With less than three months to go before the start of the 2004 Summer Olympic Games as organizers struggle to fast-track completion of venues, upgrade transportation corridors, and provide housing and security for athletes and spectators the world's media are focused on Athens. Prolonged construction delays and unresolved logistic details left some observers fearing that the Games, like Zorba's ill-fated logging scheme, were destined to self-destruct in a confusion of last minute glitches. But last month the IOC completed its final inspection and gave Athens the green light. On Aug. 13th the Summer Games will return to the country where they began in 776 BC, and to the city where the first Modern Olympics were held in 1896.
Even though it's been 20 years since Betty and I were in Athens the current flood of news, both good and bad, brings back vivid memories of our visit to southern Greece, and a heightened awareness of how much, and in some cases how little, things have changed since we were there.
We arrived in early August. It was hot and there was a taxi strike. With temperatures hovering in the low 40s our shoes stuck to the softened asphalt of the empty parking lot. A long sweaty walk took us to the nearest trolley, where we wedged in among the other passengers and trundled off in what we thought was the general direction of our hotel. At the end of the line a friendly passenger, who spoke a little English, informed us we should have gone the other way.
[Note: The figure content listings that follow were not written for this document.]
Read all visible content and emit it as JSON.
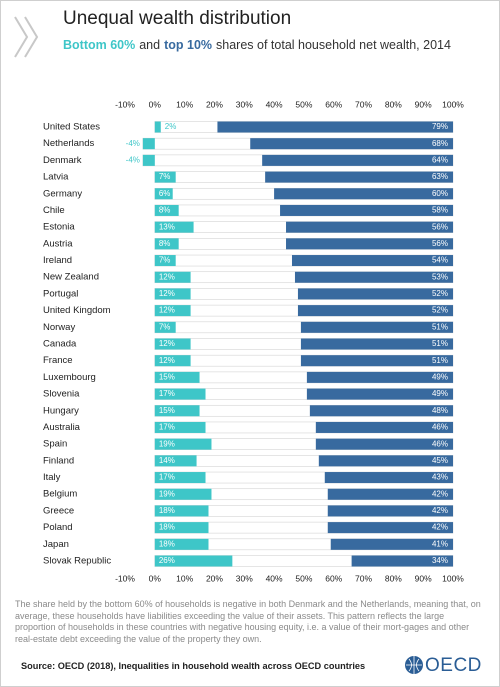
{
  "chart_data": {
    "type": "bar",
    "orientation": "horizontal",
    "title": "Unequal wealth distribution",
    "subtitle_connector": "and",
    "subtitle": "shares of total household net wealth, 2014",
    "categories": [
      "United States",
      "Netherlands",
      "Denmark",
      "Latvia",
      "Germany",
      "Chile",
      "Estonia",
      "Austria",
      "Ireland",
      "New Zealand",
      "Portugal",
      "United Kingdom",
      "Norway",
      "Canada",
      "France",
      "Luxembourg",
      "Slovenia",
      "Hungary",
      "Australia",
      "Spain",
      "Finland",
      "Italy",
      "Belgium",
      "Greece",
      "Poland",
      "Japan",
      "Slovak Republic"
    ],
    "series": [
      {
        "name": "Bottom 60%",
        "color": "#3ec6c8",
        "values": [
          2,
          -4,
          -4,
          7,
          6,
          8,
          13,
          8,
          7,
          12,
          12,
          12,
          7,
          12,
          12,
          15,
          17,
          15,
          17,
          19,
          14,
          17,
          19,
          18,
          18,
          18,
          26
        ],
        "value_labels": [
          "2%",
          "-4%",
          "-4%",
          "7%",
          "6%",
          "8%",
          "13%",
          "8%",
          "7%",
          "12%",
          "12%",
          "12%",
          "7%",
          "12%",
          "12%",
          "15%",
          "17%",
          "15%",
          "17%",
          "19%",
          "14%",
          "17%",
          "19%",
          "18%",
          "18%",
          "18%",
          "26%"
        ]
      },
      {
        "name": "top 10%",
        "color": "#386a9f",
        "values": [
          79,
          68,
          64,
          63,
          60,
          58,
          56,
          56,
          54,
          53,
          52,
          52,
          51,
          51,
          51,
          49,
          49,
          48,
          46,
          46,
          45,
          43,
          42,
          42,
          42,
          41,
          34
        ],
        "value_labels": [
          "79%",
          "68%",
          "64%",
          "63%",
          "60%",
          "58%",
          "56%",
          "56%",
          "54%",
          "53%",
          "52%",
          "52%",
          "51%",
          "51%",
          "51%",
          "49%",
          "49%",
          "48%",
          "46%",
          "46%",
          "45%",
          "43%",
          "42%",
          "42%",
          "42%",
          "41%",
          "34%"
        ]
      }
    ],
    "xlim": [
      -10,
      100
    ],
    "xticks": [
      {
        "value": -10,
        "label": "-10%"
      },
      {
        "value": 0,
        "label": "0%"
      },
      {
        "value": 10,
        "label": "10%"
      },
      {
        "value": 20,
        "label": "20%"
      },
      {
        "value": 30,
        "label": "30%"
      },
      {
        "value": 40,
        "label": "40%"
      },
      {
        "value": 50,
        "label": "50%"
      },
      {
        "value": 60,
        "label": "60%"
      },
      {
        "value": 70,
        "label": "70%"
      },
      {
        "value": 80,
        "label": "80%"
      },
      {
        "value": 90,
        "label": "90%"
      },
      {
        "value": 100,
        "label": "100%"
      }
    ],
    "grid": false,
    "note": "The share held by the bottom 60% of households is negative in both Denmark and the Netherlands, meaning that, on average, these households have liabilities exceeding the value of their assets. This pattern reflects the large proportion of households in these countries with negative housing equity, i.e. a value of their mort-gages and other real-estate debt exceeding the value of the property they own.",
    "source": "Source: OECD (2018), Inequalities in household wealth across OECD countries",
    "logo": "OECD"
  }
}
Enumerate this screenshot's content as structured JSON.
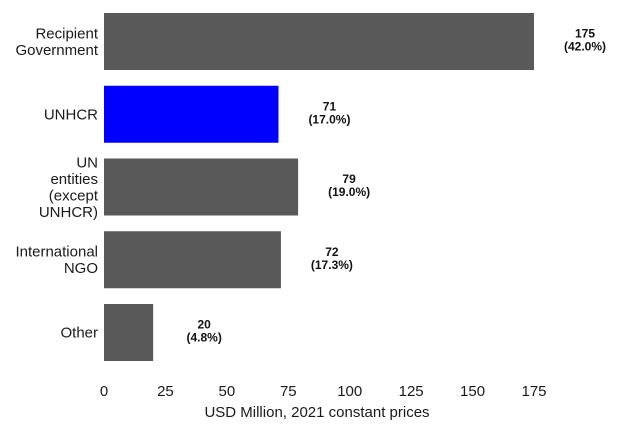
{
  "chart_data": {
    "type": "bar",
    "orientation": "horizontal",
    "categories": [
      [
        "Recipient",
        "Government"
      ],
      [
        "UNHCR"
      ],
      [
        "UN",
        "entities",
        "(except",
        "UNHCR)"
      ],
      [
        "International",
        "NGO"
      ],
      [
        "Other"
      ]
    ],
    "values": [
      175,
      71,
      79,
      72,
      20
    ],
    "value_labels": [
      "175",
      "71",
      "79",
      "72",
      "20"
    ],
    "percent_labels": [
      "(42.0%)",
      "(17.0%)",
      "(19.0%)",
      "(17.3%)",
      "(4.8%)"
    ],
    "highlight_index": 1,
    "colors": {
      "default": "#595959",
      "highlight": "#0000ff"
    },
    "xlabel": "USD Million, 2021 constant prices",
    "ylabel": "",
    "title": "",
    "xlim": [
      0,
      175
    ],
    "xticks": [
      0,
      25,
      50,
      75,
      100,
      125,
      150,
      175
    ],
    "grid": false,
    "legend": "none"
  }
}
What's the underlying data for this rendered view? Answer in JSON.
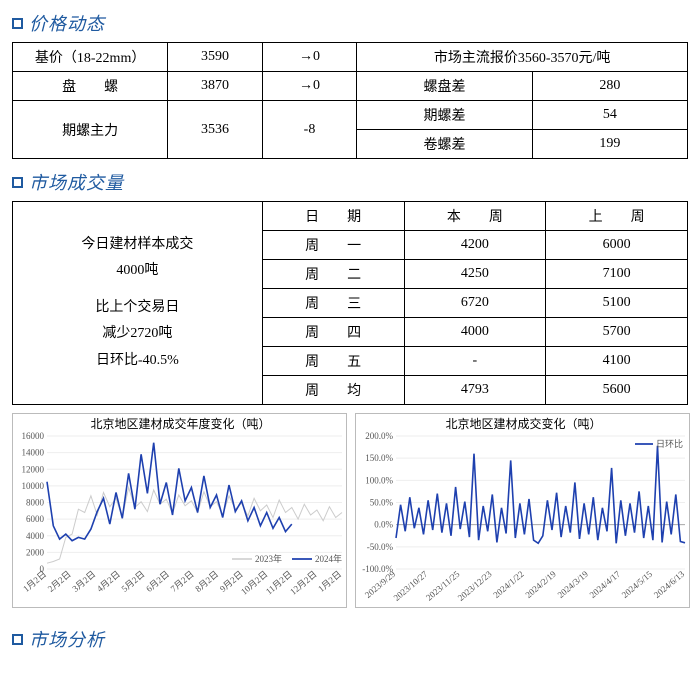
{
  "sections": {
    "price": "价格动态",
    "volume": "市场成交量",
    "analysis": "市场分析"
  },
  "price_table": {
    "r1c1": "基价（18-22mm）",
    "r1c2": "3590",
    "r1c3": "→0",
    "r1c4": "市场主流报价3560-3570元/吨",
    "r2c1": "盘　　螺",
    "r2c2": "3870",
    "r2c3": "→0",
    "r2c4": "螺盘差",
    "r2c5": "280",
    "r3c1": "期螺主力",
    "r3c2": "3536",
    "r3c3": "-8",
    "r3c4a": "期螺差",
    "r3c5a": "54",
    "r3c4b": "卷螺差",
    "r3c5b": "199"
  },
  "volume_left": {
    "l1": "今日建材样本成交",
    "l2": "4000吨",
    "l3": "比上个交易日",
    "l4": "减少2720吨",
    "l5": "日环比-40.5%"
  },
  "volume_table": {
    "h1": "日　　期",
    "h2": "本　　周",
    "h3": "上　　周",
    "rows": [
      {
        "d": "周　　一",
        "cur": "4200",
        "prev": "6000"
      },
      {
        "d": "周　　二",
        "cur": "4250",
        "prev": "7100"
      },
      {
        "d": "周　　三",
        "cur": "6720",
        "prev": "5100"
      },
      {
        "d": "周　　四",
        "cur": "4000",
        "prev": "5700"
      },
      {
        "d": "周　　五",
        "cur": "-",
        "prev": "4100"
      },
      {
        "d": "周　　均",
        "cur": "4793",
        "prev": "5600"
      }
    ]
  },
  "chart1": {
    "title": "北京地区建材成交年度变化（吨）",
    "type": "line",
    "ylim": [
      0,
      16000
    ],
    "ytick_step": 2000,
    "xlabels": [
      "1月2日",
      "2月2日",
      "3月2日",
      "4月2日",
      "5月2日",
      "6月2日",
      "7月2日",
      "8月2日",
      "9月2日",
      "10月2日",
      "11月2日",
      "12月2日",
      "1月2日"
    ],
    "legend": [
      "2023年",
      "2024年"
    ],
    "colors": {
      "prev": "#cccccc",
      "this": "#1e40af",
      "grid": "#eeeeee",
      "bg": "#ffffff"
    },
    "label_fontsize": 9,
    "title_fontsize": 12,
    "series_prev": [
      700,
      900,
      1200,
      3800,
      4200,
      7200,
      6800,
      8800,
      6500,
      9200,
      7500,
      8500,
      6200,
      9800,
      7400,
      8100,
      6900,
      9500,
      7800,
      8400,
      6700,
      8900,
      7600,
      8200,
      6800,
      9300,
      7500,
      8100,
      6500,
      8800,
      7200,
      7900,
      6400,
      8500,
      7000,
      7700,
      6200,
      8300,
      6800,
      7400,
      6000,
      7800,
      6500,
      7100,
      5800,
      7500,
      6200,
      6800
    ],
    "series_this": [
      10500,
      5200,
      3600,
      4200,
      3400,
      3800,
      3600,
      4800,
      6900,
      8500,
      5400,
      9200,
      6100,
      11500,
      7200,
      13800,
      9100,
      15200,
      7800,
      10400,
      6500,
      12100,
      8200,
      9800,
      6800,
      11200,
      7400,
      8900,
      6200,
      10100,
      6900,
      8200,
      5800,
      7400,
      5200,
      6800,
      4900,
      6200,
      4500,
      5400
    ]
  },
  "chart2": {
    "title": "北京地区建材成交变化（吨）",
    "type": "line",
    "ylim": [
      -100,
      200
    ],
    "ytick_positions": [
      -100,
      -50,
      0,
      50,
      100,
      150,
      200
    ],
    "ytick_labels": [
      "-100.0%",
      "-50.0%",
      "0.0%",
      "50.0%",
      "100.0%",
      "150.0%",
      "200.0%"
    ],
    "xlabels": [
      "2023/9/29",
      "2023/10/27",
      "2023/11/25",
      "2023/12/23",
      "2024/1/22",
      "2024/2/19",
      "2024/3/19",
      "2024/4/17",
      "2024/5/15",
      "2024/6/13"
    ],
    "legend": [
      "日环比"
    ],
    "colors": {
      "this": "#1e40af",
      "grid": "#eeeeee",
      "bg": "#ffffff"
    },
    "label_fontsize": 9,
    "title_fontsize": 12,
    "series": [
      -30,
      45,
      -15,
      62,
      -8,
      38,
      -22,
      55,
      -12,
      70,
      -18,
      48,
      -25,
      85,
      -10,
      52,
      -28,
      160,
      -35,
      42,
      -15,
      68,
      -40,
      38,
      -20,
      145,
      -30,
      48,
      -22,
      58,
      -35,
      -42,
      -25,
      55,
      -12,
      72,
      -28,
      42,
      -18,
      95,
      -32,
      48,
      -22,
      62,
      -35,
      38,
      -15,
      128,
      -42,
      55,
      -25,
      48,
      -18,
      75,
      -30,
      42,
      -35,
      178,
      -40,
      52,
      -22,
      68,
      -38,
      -41
    ]
  }
}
An hour later we dragged our packs into the lobby of the Electra Palace, a mid-priced hotel in the heart of old Athens. It boasts a modest roof garden with sweeping views across the city but, except for the Acropolis, the vista is singularly drab. Unlike the magnificent architecture of Classical Greece the clutter of squarish low-rise buildings that sprawl across modern Athens seems totally lacking in character. Trees are sparse, there is little green space, and the distant hills are barely visible through a haze of pollution. We divided our time between visits to the Acropolis, and exploring the narrow, winding streets of the Plaka, both within easy walking distance of our hotel.
The Acropolis, a flat-topped limestone hill which rises 200 feet above the Attica plain, has been inhabited for at least 5,000 years. Its bounding cliffs, easy to defend, made it a natural fortress with commanding views of the surrounding plains and the ocean. Springs, and later wells, provided fresh water for various peoples who lived there until 510 BC, when the Delphic Oracle declared it a holy place of the Gods and banned habitation by mortals.